Trois semaines après le précédent point de situation, force est de constater l’échec de la contre-offensive ukrainienne. Les minuscules progrès dans le sud ne cachent pas cette dure réalité.
Déroulé des opérations
Quelques opérations dans la profondeur (drones etc.) de la part des deux parties sans effet significatif.
Secteur de Kherson : les Ukrainiens ont lancé quelques coups de sonde sur les îles du sud du fleuve, sans portée significative.
Secteur sud : Pas de changement sur le tronçon ouest de Kamianske, les Ukrainiens semblent cesser leur effort dans la zone. Tronçon d’Orikhiv : Progression intéressante des Ukrainiens à l’est de Robotyne, sans que la localité n’ait été prise au bout de quatre semaines. Tronçon de Grand Novosilka, prise ukrainienne d’Urozhaine, premier village repris en quatre semaines. Tronçon de Vouhledar : rien à signaler.

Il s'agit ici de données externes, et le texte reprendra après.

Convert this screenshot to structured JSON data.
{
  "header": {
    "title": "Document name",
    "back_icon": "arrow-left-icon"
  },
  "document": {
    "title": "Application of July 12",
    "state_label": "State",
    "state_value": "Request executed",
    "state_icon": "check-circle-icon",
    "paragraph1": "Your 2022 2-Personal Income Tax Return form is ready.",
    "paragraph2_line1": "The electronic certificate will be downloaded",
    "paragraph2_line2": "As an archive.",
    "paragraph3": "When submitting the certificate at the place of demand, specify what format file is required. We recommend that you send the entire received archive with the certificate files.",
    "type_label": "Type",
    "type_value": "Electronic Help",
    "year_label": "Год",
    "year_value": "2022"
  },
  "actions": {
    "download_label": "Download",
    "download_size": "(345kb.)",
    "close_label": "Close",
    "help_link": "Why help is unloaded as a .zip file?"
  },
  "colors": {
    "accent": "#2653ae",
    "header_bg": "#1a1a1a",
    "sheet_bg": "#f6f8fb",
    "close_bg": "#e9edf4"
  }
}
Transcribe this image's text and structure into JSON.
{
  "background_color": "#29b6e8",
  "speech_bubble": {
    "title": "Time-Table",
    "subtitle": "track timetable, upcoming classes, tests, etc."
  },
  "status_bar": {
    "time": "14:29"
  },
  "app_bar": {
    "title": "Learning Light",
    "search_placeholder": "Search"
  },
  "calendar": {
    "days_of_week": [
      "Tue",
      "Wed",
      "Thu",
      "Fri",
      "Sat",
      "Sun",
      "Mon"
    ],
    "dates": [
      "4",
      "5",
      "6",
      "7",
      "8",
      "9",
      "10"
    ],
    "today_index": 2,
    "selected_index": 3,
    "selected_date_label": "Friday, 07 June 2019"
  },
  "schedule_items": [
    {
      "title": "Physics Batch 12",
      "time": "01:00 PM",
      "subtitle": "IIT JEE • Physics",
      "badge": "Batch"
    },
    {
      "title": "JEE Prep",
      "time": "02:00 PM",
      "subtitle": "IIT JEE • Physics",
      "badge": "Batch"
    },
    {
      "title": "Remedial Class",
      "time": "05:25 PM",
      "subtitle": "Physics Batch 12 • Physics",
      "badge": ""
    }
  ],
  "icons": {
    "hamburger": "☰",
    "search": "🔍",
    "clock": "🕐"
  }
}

Secteur centre, tronçon Donetsk : sans changement à Marinka et Avdiivka. Tronçon de Bakhmout : Klichkivka demeure russe avec quelques reprises localisées : les Ukrainiens ont abandonné tout effort dans la zone qui était présentée par certains, au début de l’été, comme de valeur stratégique. Pas de changement sur le reste du secteur de Bakhmout.

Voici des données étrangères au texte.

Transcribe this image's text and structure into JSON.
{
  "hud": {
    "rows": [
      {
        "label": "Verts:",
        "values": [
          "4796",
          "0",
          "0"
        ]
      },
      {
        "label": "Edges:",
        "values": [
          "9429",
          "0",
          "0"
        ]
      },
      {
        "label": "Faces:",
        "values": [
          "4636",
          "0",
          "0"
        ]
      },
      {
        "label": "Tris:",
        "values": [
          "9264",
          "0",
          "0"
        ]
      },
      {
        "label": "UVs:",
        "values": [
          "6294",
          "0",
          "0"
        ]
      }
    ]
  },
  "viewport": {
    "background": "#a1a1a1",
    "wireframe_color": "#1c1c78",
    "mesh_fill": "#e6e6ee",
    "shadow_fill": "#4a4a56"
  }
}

Secteur nord, tronçon de Kreminna : pas de changement notable. Tronçon de Svatove : les Russes ont maintenu leur tête de pont par-delà la Zherebets à hauteur de Karmazynivka. Tronçon de Koupiansk : depuis le 10 août, poussée russe sur le secteur de Koupiansk avec prise d’un peu de terrain, pression actuelle sur Synkivka, avant-poste de Koupiansk.
Analyse militaire
Tout ne dépend bien sûr pas des conquêtes territoriales. Mais à un moment, elles comptent dans la mesure où l’on peut les observer de l’extérieur, sachant que le chiffre des pertes en hommes ou en matériel reste beaucoup plus difficile à évaluer. Si j’en crois Poulet volant (https://twitter.com/Pouletvolant3/status/1692830703354872215) qui a eu la gentillesse de dresser la synthèse cartographique des gains des Ukrainiens et des Russes depuis le lancement de la contre-offensive, le 4 juin (synthèse du 18 août 2023), j’observe que les Ukrainiens ont conquis 333,25 km² et les Russes 185,7 km², soit un gain net de 147,55 km². Alors qu’on nous avait annoncé tout le printemps qu’il s’agissait de libérer les territoires, à tout le moins de percer puis de réduire le dispositif russe, il y a donc loin de la coupe aux lèvres.

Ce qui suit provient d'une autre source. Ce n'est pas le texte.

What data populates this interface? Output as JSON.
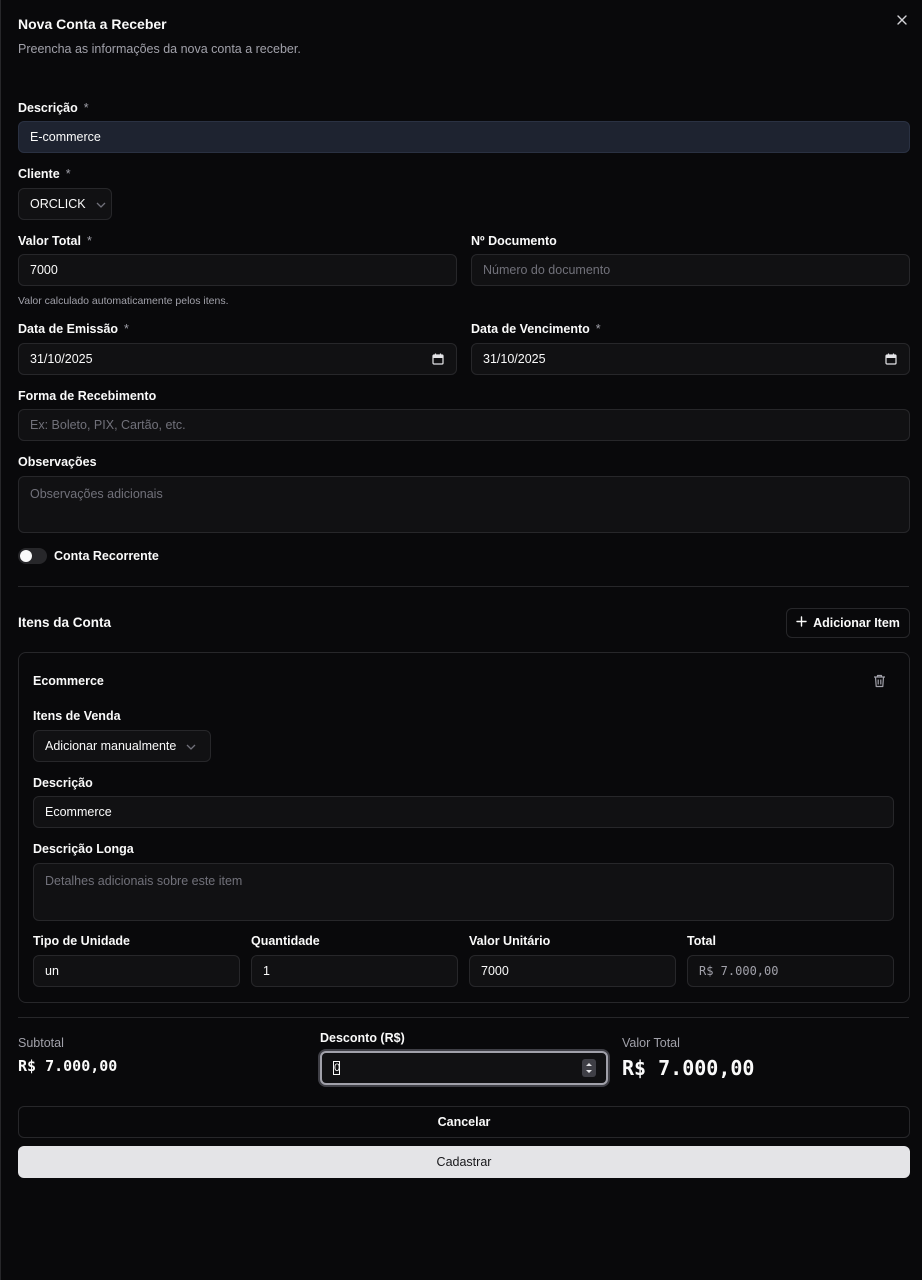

Entre le 4 juin et le 18 août, il y a 76 jours. Ainsi, les Ukrainiens ont gagné 4,38 km² par jour, les Russes 2, 43. Autrement dit, ce ne sont pas aujourd’hui les prises territoriales qui démontrent un succès.
Reste alors l’autre objectif affiché : celui d’épuiser les défenses russes de façon à provoquer un effondrement localisé qui permette de percer et d’exploiter. Ce discours est promu depuis l’échec initial de la première phase de la contre-offensive, en juin. En cette fin août, on peut douter de son atteinte.
D’une part, les Ukrainiens n’ont pas encore atteint la première ligne de défense russe. Quand j’étais capitaine et que je commandais un escadron de chars, juste après la guerre froide, nous nous exercions toujours contre un « ennemi générique » qui ressemblait furieusement à celui d’avant 1990 ; invariablement, les thèmes d’exercice prévoyaient une poussée massive de l’ennemi qui entrait peu à peu dans notre dispositif et qu’il fallait freiner. Freiner est un terme de mission très commun, très connu, distinct de la défense ferme. Je constate que dans le secteur méridional, les Russes ont alterné sur leur ligne de défense avancée (qui n’est pas, rappelons-le, leur première ligne de défense) défense ferme et freinage dur pour ne céder que très graduellement leurs premières positions, au prix d’une usure certaine de l’attaquant. Ainsi Robotyne, village de 480 habitants avant la guerre, est-il actuellement contourné à l’est par les Ukrainiens afin de justement venir au contact de la première ligne de défense russe (Robotyne n’est toujours pas investi). Ainsi Urozhaine n’a été pris qu’au bout de quatre semaines. Ce sont de maigres succès ukrainiens sur le terrain, mais à quel prix ?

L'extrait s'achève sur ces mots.